In the first section the letters and numbers following the initial M seemed to have no clear pattern. In the second
section, though, the third letter was always C, the last letter always R, and the numbers, divided though they were between several different countries, progressed more or less consecutively. The highest number of all was 54, which had been sold to a Mr. Norman Updike, living in Auckland, New Zealand. The stock number against his name was WHC54R. The date in the left hand column was only a week old, and Mr. Updike had not been crossed out.
All the pictures in the shorter section had been sold within the past three years. The first dates in the long first section were five and a half years old.
I wondered which had come first, five and a half years ago: the gallery or the idea.

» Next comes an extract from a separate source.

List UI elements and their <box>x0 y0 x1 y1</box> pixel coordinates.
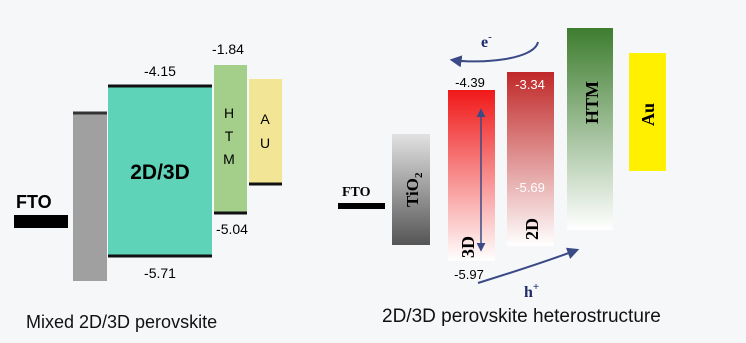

Had Wexford originally been a full-time crook deliberately setting up an imposing front, or a formerly honest art dealer struck by criminal possibilities? Judging from the respectable air of the gallery and what little I’d seen of Wexford himself, I would have guessed the latter. But the violence lying just below the surface didn’t match.
I sighed, put down the lists, and switched off the light. Lay in the dark, thinking of the telephone call I’d made after Jik had gone back to Sarah.
It had been harder to arrange from the motel than it would have been from the Hilton, but the line had been loud and clear.
‘You got my cable?’ I said.
‘I’ve been waiting for your call for half an hour.’
‘Sorry.’
‘What do you want?’
‘I’ve sent you a letter,’ I said. ‘I want to tell you what’s in it.’
‘But…’
‘Just listen,’ I said. ‘And talk after.’ I spoke for quite a long time to a response of grunts from the far end.
‘Are you sure of all this?’
‘Positive about most,’ I said. ‘Some of it’s a guess.’
‘Repeat it.’
‘Very well.’ I did so, at much the same length.